Senin, 22 Juni 2009

tangisan hujan

:: show me the meaning of being fallen


Sore ini hujan tumpah tak terlampau deras. Tapi, selalu saja saya terobsesi padanya, seolah ia peri yang datang membawakan seribu mimpi kepada seorang anak manusia yang senantiasa dihimpit rasa sakit. Semasa kecil dulu, saya selalu tumpah-ruah di jejalanan desa, kadang bersama rekan-rekan sepermainan, kadang sendirian, membentangkan kedua tangan, menengadahkan wajah menantang langit, berkomat-kamit membuka-nutup mulut, mencumbui hujan... Selazimnya anak kecil, saya selalu tak peduli pada akibat dari segala perbuatan. Tak peduli sehabis berpuas diri berdekapan dengan hujan, tubuh akan diserang gigil, sering malah terserang demam berkepanjangan. Kepuasan, bagi anak-anak, mungkin lebih berharga bahkan dari sekedar nyawa sendiri. Maut seolah cuma bualan atau khayalan yang didongengkan para pesakitan dan lansia jompo, sementara kepuasan sungguh perkara yang tak bisa ditunda-tunda. Maka selagi badan sedang tak tergolek karena sakit, saya serasa tak ingin terpisahkan dari berdekapan dengan hujan. Saya selalu menunggui saat-saat menjelang turun hujan di selasar rumah, dan selanjutnya menghambur ke jejalanan begitu butir-butir pertama air hujan berlesatan menusuki tanah. Riang bak menyambut piala kemenangan, rasanya.


Tapi tidak lagi, semenjak saya menyadari bahwa diri bukan anak kecil lagi, setidaknya untuk sore ini. Tubuh dan jiwaku terasa nyeri, perih, bahkan saat dalam bekapan hujan...
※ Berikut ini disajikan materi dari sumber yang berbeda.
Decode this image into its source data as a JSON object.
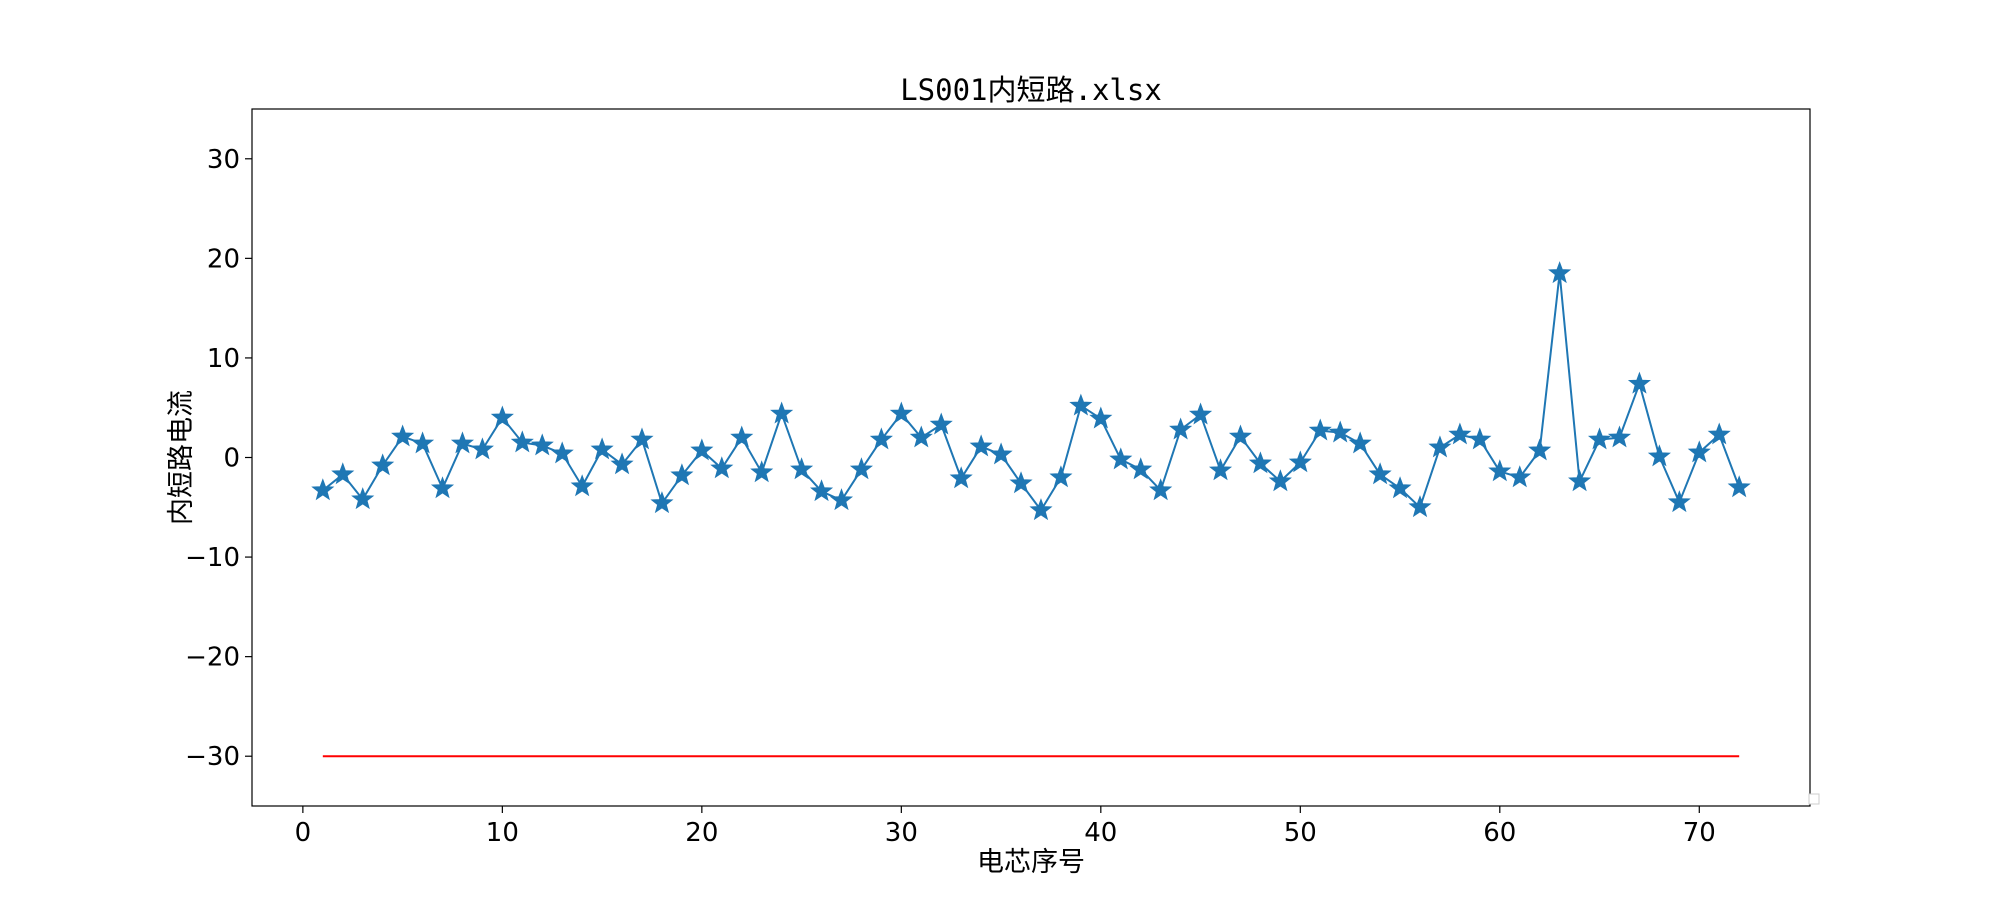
{
  "chart_data": {
    "type": "line",
    "title": "LS001内短路.xlsx",
    "xlabel": "电芯序号",
    "ylabel": "内短路电流",
    "xlim": [
      -2.55,
      75.55
    ],
    "ylim": [
      -35,
      35
    ],
    "xticks": [
      0,
      10,
      20,
      30,
      40,
      50,
      60,
      70
    ],
    "yticks": [
      -30,
      -20,
      -10,
      0,
      10,
      20,
      30
    ],
    "xtick_labels": [
      "0",
      "10",
      "20",
      "30",
      "40",
      "50",
      "60",
      "70"
    ],
    "ytick_labels": [
      "−30",
      "−20",
      "−10",
      "0",
      "10",
      "20",
      "30"
    ],
    "grid": false,
    "series": [
      {
        "color": "#1f77b4",
        "marker": "star",
        "x": [
          1,
          2,
          3,
          4,
          5,
          6,
          7,
          8,
          9,
          10,
          11,
          12,
          13,
          14,
          15,
          16,
          17,
          18,
          19,
          20,
          21,
          22,
          23,
          24,
          25,
          26,
          27,
          28,
          29,
          30,
          31,
          32,
          33,
          34,
          35,
          36,
          37,
          38,
          39,
          40,
          41,
          42,
          43,
          44,
          45,
          46,
          47,
          48,
          49,
          50,
          51,
          52,
          53,
          54,
          55,
          56,
          57,
          58,
          59,
          60,
          61,
          62,
          63,
          64,
          65,
          66,
          67,
          68,
          69,
          70,
          71,
          72
        ],
        "values": [
          -3.3,
          -1.7,
          -4.2,
          -0.8,
          2.1,
          1.4,
          -3.1,
          1.4,
          0.8,
          4.0,
          1.5,
          1.2,
          0.4,
          -2.9,
          0.8,
          -0.7,
          1.8,
          -4.6,
          -1.8,
          0.7,
          -1.1,
          2.0,
          -1.5,
          4.4,
          -1.2,
          -3.4,
          -4.3,
          -1.2,
          1.8,
          4.4,
          2.0,
          3.3,
          -2.1,
          1.1,
          0.3,
          -2.6,
          -5.3,
          -2.0,
          5.2,
          3.9,
          -0.2,
          -1.2,
          -3.3,
          2.8,
          4.3,
          -1.3,
          2.1,
          -0.6,
          -2.4,
          -0.5,
          2.7,
          2.5,
          1.4,
          -1.7,
          -3.1,
          -5.0,
          1.0,
          2.3,
          1.8,
          -1.4,
          -2.0,
          0.7,
          18.5,
          -2.4,
          1.8,
          2.0,
          7.4,
          0.1,
          -4.5,
          0.5,
          2.3,
          -3.0
        ]
      },
      {
        "color": "#ff0000",
        "marker": "none",
        "x": [
          1,
          72
        ],
        "values": [
          -30,
          -30
        ]
      }
    ]
  }
}
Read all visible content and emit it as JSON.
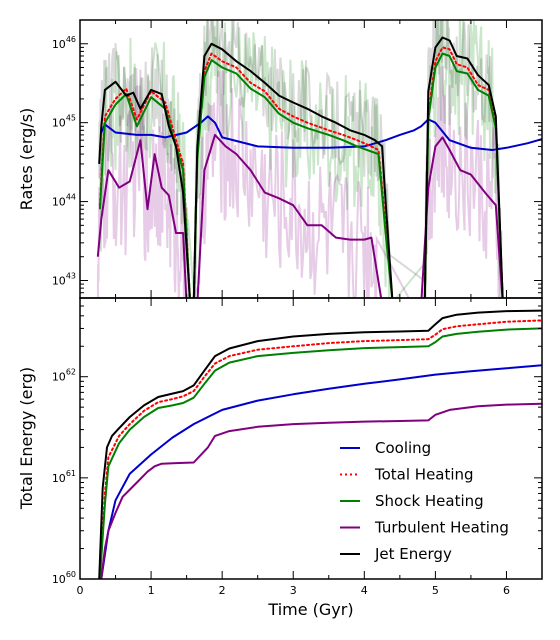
{
  "chart_data": [
    {
      "type": "line",
      "panel": "top",
      "xlim": [
        0,
        6.5
      ],
      "ylim": [
        6e+42,
        2e+46
      ],
      "yscale": "log",
      "xlabel": "",
      "ylabel": "Rates (erg/s)",
      "yticks": [
        {
          "value": 1e+43,
          "base": "10",
          "exp": "43"
        },
        {
          "value": 1e+44,
          "base": "10",
          "exp": "44"
        },
        {
          "value": 1e+45,
          "base": "10",
          "exp": "45"
        },
        {
          "value": 1e+46,
          "base": "10",
          "exp": "46"
        }
      ],
      "series": [
        {
          "name": "Cooling",
          "color": "#0000cc",
          "style": "solid",
          "x": [
            0.3,
            0.35,
            0.5,
            0.8,
            1.0,
            1.2,
            1.5,
            1.7,
            1.8,
            1.9,
            2.0,
            2.5,
            3.0,
            3.5,
            4.0,
            4.3,
            4.5,
            4.7,
            4.8,
            4.9,
            5.0,
            5.2,
            5.5,
            5.8,
            6.0,
            6.3,
            6.5
          ],
          "y": [
            7.5e+44,
            9.5e+44,
            7.5e+44,
            7e+44,
            7e+44,
            6.5e+44,
            7.5e+44,
            1e+45,
            1.2e+45,
            1e+45,
            6.5e+44,
            5e+44,
            4.8e+44,
            4.8e+44,
            5e+44,
            6e+44,
            7e+44,
            8e+44,
            9e+44,
            1.1e+45,
            1e+45,
            6e+44,
            4.8e+44,
            4.5e+44,
            4.8e+44,
            5.5e+44,
            6.2e+44
          ]
        },
        {
          "name": "Total Heating",
          "color": "#ff0000",
          "style": "dotted",
          "x": [
            0.28,
            0.35,
            0.5,
            0.65,
            0.8,
            1.0,
            1.2,
            1.35,
            1.45,
            1.55,
            1.6,
            1.65,
            1.75,
            1.85,
            2.0,
            2.2,
            2.4,
            2.6,
            2.8,
            3.0,
            3.2,
            3.5,
            3.7,
            3.9,
            4.1,
            4.2,
            4.3,
            4.4,
            4.85,
            4.9,
            5.0,
            5.1,
            5.2,
            5.3,
            5.45,
            5.6,
            5.75,
            5.85,
            5.95
          ],
          "y": [
            9e+43,
            1.2e+45,
            2e+45,
            2.7e+45,
            1.1e+45,
            2.5e+45,
            1.8e+45,
            6e+44,
            3e+44,
            5e+42,
            5e+42,
            4e+44,
            4.5e+45,
            7.5e+45,
            6e+45,
            5e+45,
            3.2e+45,
            2.5e+45,
            1.5e+45,
            1.2e+45,
            1e+45,
            8e+44,
            7e+44,
            6e+44,
            5e+44,
            4.5e+44,
            5e+43,
            5e+42,
            5e+42,
            1.3e+45,
            6e+45,
            9e+45,
            8.5e+45,
            5.5e+45,
            5e+45,
            3e+45,
            2.6e+45,
            1e+45,
            5e+42
          ]
        },
        {
          "name": "Shock Heating",
          "color": "#008000",
          "style": "solid",
          "x": [
            0.28,
            0.35,
            0.5,
            0.65,
            0.8,
            1.0,
            1.2,
            1.35,
            1.45,
            1.55,
            1.6,
            1.65,
            1.75,
            1.85,
            2.0,
            2.2,
            2.4,
            2.6,
            2.8,
            3.0,
            3.2,
            3.5,
            3.7,
            3.9,
            4.1,
            4.2,
            4.3,
            4.4,
            4.85,
            4.9,
            5.0,
            5.1,
            5.2,
            5.3,
            5.45,
            5.6,
            5.75,
            5.85,
            5.95
          ],
          "y": [
            8e+43,
            1e+45,
            1.7e+45,
            2.3e+45,
            9e+44,
            2.1e+45,
            1.5e+45,
            5e+44,
            2.5e+44,
            5e+42,
            5e+42,
            3.5e+44,
            3.8e+45,
            6.2e+45,
            5e+45,
            4.2e+45,
            2.7e+45,
            2.1e+45,
            1.3e+45,
            1e+45,
            8.5e+44,
            7e+44,
            6e+44,
            5e+44,
            4.3e+44,
            4e+44,
            4e+43,
            5e+42,
            5e+42,
            1.1e+45,
            5e+45,
            7.5e+45,
            7e+45,
            4.5e+45,
            4.2e+45,
            2.6e+45,
            2.2e+45,
            8.5e+44,
            5e+42
          ]
        },
        {
          "name": "Turbulent Heating",
          "color": "#800080",
          "style": "solid",
          "x": [
            0.25,
            0.3,
            0.4,
            0.55,
            0.7,
            0.85,
            0.95,
            1.05,
            1.15,
            1.25,
            1.35,
            1.45,
            1.5,
            1.65,
            1.75,
            1.9,
            2.05,
            2.2,
            2.4,
            2.6,
            2.8,
            3.0,
            3.2,
            3.4,
            3.6,
            3.8,
            4.0,
            4.1,
            4.25,
            4.35,
            4.8,
            4.9,
            5.0,
            5.1,
            5.2,
            5.35,
            5.5,
            5.7,
            5.85,
            5.95
          ],
          "y": [
            2e+43,
            6e+43,
            2.5e+44,
            1.5e+44,
            1.8e+44,
            6e+44,
            8e+43,
            4e+44,
            1.5e+44,
            1.2e+44,
            4e+43,
            4e+43,
            5e+42,
            5e+42,
            2.5e+44,
            7e+44,
            5e+44,
            4e+44,
            2.5e+44,
            1.3e+44,
            1.1e+44,
            9e+43,
            5e+43,
            5e+43,
            3.5e+43,
            3.3e+43,
            3.3e+43,
            3.5e+43,
            5e+42,
            5e+42,
            5e+42,
            1.5e+44,
            5e+44,
            6.5e+44,
            4.5e+44,
            2.5e+44,
            2.2e+44,
            1.3e+44,
            9e+43,
            5e+42
          ]
        },
        {
          "name": "Jet Energy",
          "color": "#000000",
          "style": "solid",
          "x": [
            0.27,
            0.3,
            0.35,
            0.5,
            0.65,
            0.75,
            0.85,
            1.0,
            1.15,
            1.25,
            1.35,
            1.45,
            1.55,
            1.6,
            1.65,
            1.75,
            1.85,
            2.0,
            2.2,
            2.4,
            2.6,
            2.8,
            3.0,
            3.2,
            3.4,
            3.6,
            3.8,
            4.0,
            4.15,
            4.25,
            4.3,
            4.4,
            4.85,
            4.9,
            5.0,
            5.1,
            5.2,
            5.3,
            5.45,
            5.6,
            5.75,
            5.85,
            5.95
          ],
          "y": [
            3e+44,
            9e+44,
            2.6e+45,
            3.3e+45,
            2.2e+45,
            2.4e+45,
            1.5e+45,
            2.6e+45,
            2.3e+45,
            9e+44,
            5e+44,
            1.3e+44,
            5e+42,
            5e+42,
            5e+44,
            7e+45,
            1e+46,
            8.5e+45,
            6e+45,
            4.5e+45,
            3.2e+45,
            2.2e+45,
            1.8e+45,
            1.5e+45,
            1.2e+45,
            1e+45,
            8e+44,
            7e+44,
            6e+44,
            5e+44,
            1e+44,
            5e+42,
            5e+42,
            2.5e+45,
            9e+45,
            1.2e+46,
            1.1e+46,
            7e+45,
            6.5e+45,
            4e+45,
            3e+45,
            1.2e+45,
            5e+42
          ]
        }
      ],
      "noise_bands": [
        {
          "name": "",
          "color": "#008000",
          "opacity": 0.2,
          "amplitude": 0.55,
          "ref": "Shock Heating"
        },
        {
          "name": "",
          "color": "#800080",
          "opacity": 0.2,
          "amplitude": 0.6,
          "ref": "Turbulent Heating"
        },
        {
          "name": "",
          "color": "#000000",
          "opacity": 0.15,
          "amplitude": 0.35,
          "ref": "Jet Energy"
        }
      ]
    },
    {
      "type": "line",
      "panel": "bottom",
      "xlim": [
        0,
        6.5
      ],
      "ylim": [
        1e+60,
        6e+62
      ],
      "yscale": "log",
      "xlabel": "Time (Gyr)",
      "ylabel": "Total Energy (erg)",
      "xticks": [
        "0",
        "1",
        "2",
        "3",
        "4",
        "5",
        "6"
      ],
      "yticks": [
        {
          "value": 1e+60,
          "base": "10",
          "exp": "60"
        },
        {
          "value": 1e+61,
          "base": "10",
          "exp": "61"
        },
        {
          "value": 1e+62,
          "base": "10",
          "exp": "62"
        }
      ],
      "legend_position": "lower right",
      "series": [
        {
          "name": "Cooling",
          "color": "#0000cc",
          "style": "solid",
          "x": [
            0.3,
            0.4,
            0.5,
            0.7,
            1.0,
            1.3,
            1.6,
            1.8,
            2.0,
            2.5,
            3.0,
            3.5,
            4.0,
            4.5,
            5.0,
            5.5,
            6.0,
            6.5
          ],
          "y": [
            1e+60,
            3e+60,
            6e+60,
            1.1e+61,
            1.7e+61,
            2.5e+61,
            3.4e+61,
            4e+61,
            4.7e+61,
            5.8e+61,
            6.7e+61,
            7.6e+61,
            8.5e+61,
            9.4e+61,
            1.05e+62,
            1.13e+62,
            1.21e+62,
            1.3e+62
          ]
        },
        {
          "name": "Total Heating",
          "color": "#ff0000",
          "style": "dotted",
          "x": [
            0.28,
            0.35,
            0.4,
            0.55,
            0.7,
            0.9,
            1.1,
            1.3,
            1.45,
            1.6,
            1.75,
            1.9,
            2.1,
            2.5,
            3.0,
            3.5,
            4.0,
            4.5,
            4.9,
            5.0,
            5.1,
            5.3,
            5.6,
            6.0,
            6.5
          ],
          "y": [
            1e+60,
            7e+60,
            1.6e+61,
            2.6e+61,
            3.4e+61,
            4.6e+61,
            5.6e+61,
            6e+61,
            6.4e+61,
            7.2e+61,
            1e+62,
            1.35e+62,
            1.6e+62,
            1.85e+62,
            2e+62,
            2.15e+62,
            2.25e+62,
            2.3e+62,
            2.35e+62,
            2.6e+62,
            2.95e+62,
            3.15e+62,
            3.3e+62,
            3.5e+62,
            3.6e+62
          ]
        },
        {
          "name": "Shock Heating",
          "color": "#008000",
          "style": "solid",
          "x": [
            0.28,
            0.35,
            0.4,
            0.55,
            0.7,
            0.9,
            1.1,
            1.3,
            1.45,
            1.6,
            1.75,
            1.9,
            2.1,
            2.5,
            3.0,
            3.5,
            4.0,
            4.5,
            4.9,
            5.0,
            5.1,
            5.3,
            5.6,
            6.0,
            6.5
          ],
          "y": [
            1e+60,
            5.5e+60,
            1.3e+61,
            2.2e+61,
            3e+61,
            4e+61,
            4.9e+61,
            5.2e+61,
            5.5e+61,
            6.2e+61,
            8.5e+61,
            1.15e+62,
            1.38e+62,
            1.6e+62,
            1.72e+62,
            1.83e+62,
            1.92e+62,
            1.96e+62,
            2e+62,
            2.2e+62,
            2.5e+62,
            2.65e+62,
            2.78e+62,
            2.92e+62,
            3e+62
          ]
        },
        {
          "name": "Turbulent Heating",
          "color": "#800080",
          "style": "solid",
          "x": [
            0.3,
            0.35,
            0.4,
            0.5,
            0.6,
            0.8,
            0.95,
            1.05,
            1.15,
            1.35,
            1.6,
            1.8,
            1.9,
            2.1,
            2.5,
            3.0,
            3.5,
            4.0,
            4.5,
            4.9,
            5.0,
            5.2,
            5.6,
            6.0,
            6.5
          ],
          "y": [
            1e+60,
            2e+60,
            3e+60,
            4.5e+60,
            6.5e+60,
            9e+60,
            1.15e+61,
            1.3e+61,
            1.38e+61,
            1.4e+61,
            1.42e+61,
            2e+61,
            2.6e+61,
            2.9e+61,
            3.2e+61,
            3.4e+61,
            3.5e+61,
            3.6e+61,
            3.65e+61,
            3.7e+61,
            4.2e+61,
            4.7e+61,
            5.1e+61,
            5.3e+61,
            5.4e+61
          ]
        },
        {
          "name": "Jet Energy",
          "color": "#000000",
          "style": "solid",
          "x": [
            0.27,
            0.32,
            0.38,
            0.45,
            0.55,
            0.7,
            0.9,
            1.1,
            1.3,
            1.45,
            1.6,
            1.75,
            1.9,
            2.1,
            2.5,
            3.0,
            3.5,
            4.0,
            4.5,
            4.9,
            5.0,
            5.1,
            5.3,
            5.6,
            6.0,
            6.5
          ],
          "y": [
            1e+60,
            8e+60,
            2e+61,
            2.6e+61,
            3.1e+61,
            4e+61,
            5.2e+61,
            6.3e+61,
            6.8e+61,
            7.2e+61,
            8.2e+61,
            1.15e+62,
            1.6e+62,
            1.9e+62,
            2.25e+62,
            2.5e+62,
            2.65e+62,
            2.75e+62,
            2.8e+62,
            2.85e+62,
            3.3e+62,
            3.8e+62,
            4.1e+62,
            4.3e+62,
            4.45e+62,
            4.5e+62
          ]
        }
      ]
    }
  ]
}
Di senja kali ini, mataku berkaca-kaca, namun tetap kupaksa untuk menikmati hujan dari balik kaca naco jendela rumahku. Ada bulir-bulir air yang hendak tumpah dari dua kelopak mata, namun kucegah. Terasa ribuan bayangan masa silam, masa kecilku dulu, berhamburan satu per satu dalam ingatanku, selaiknya parade gambar (slide show) di layar komputer. Betapa aku terpesona pada mulanya. Namun pesona itu sedetik kemudian berganti kegetiran saat kusadari posisiku, siapa diriku, saat ini. Betapa manis masa silam, betapa remang hari sekarang. Ibarat harus membentang benang di antara puncak dan jurang, aku mesti kembali mendaki dengan hanya berpegangan pada sehelai benang yang nyata namun rapuh. Bila putus di tengah pendakian, aku akan makin terkubang di dalam jurang dan mau tak mau mesti mempersiapkan batu nisanku sedini mungkin. Begitulah, semenjak kecil kubangun mimpi-mimpi, bata demi bata, dengan telaten. Dan kau tahu, kini mimpi-mimpi itu runtuh perlahan, menimbunku, mengubur diriku dalam ketidakberdayaan.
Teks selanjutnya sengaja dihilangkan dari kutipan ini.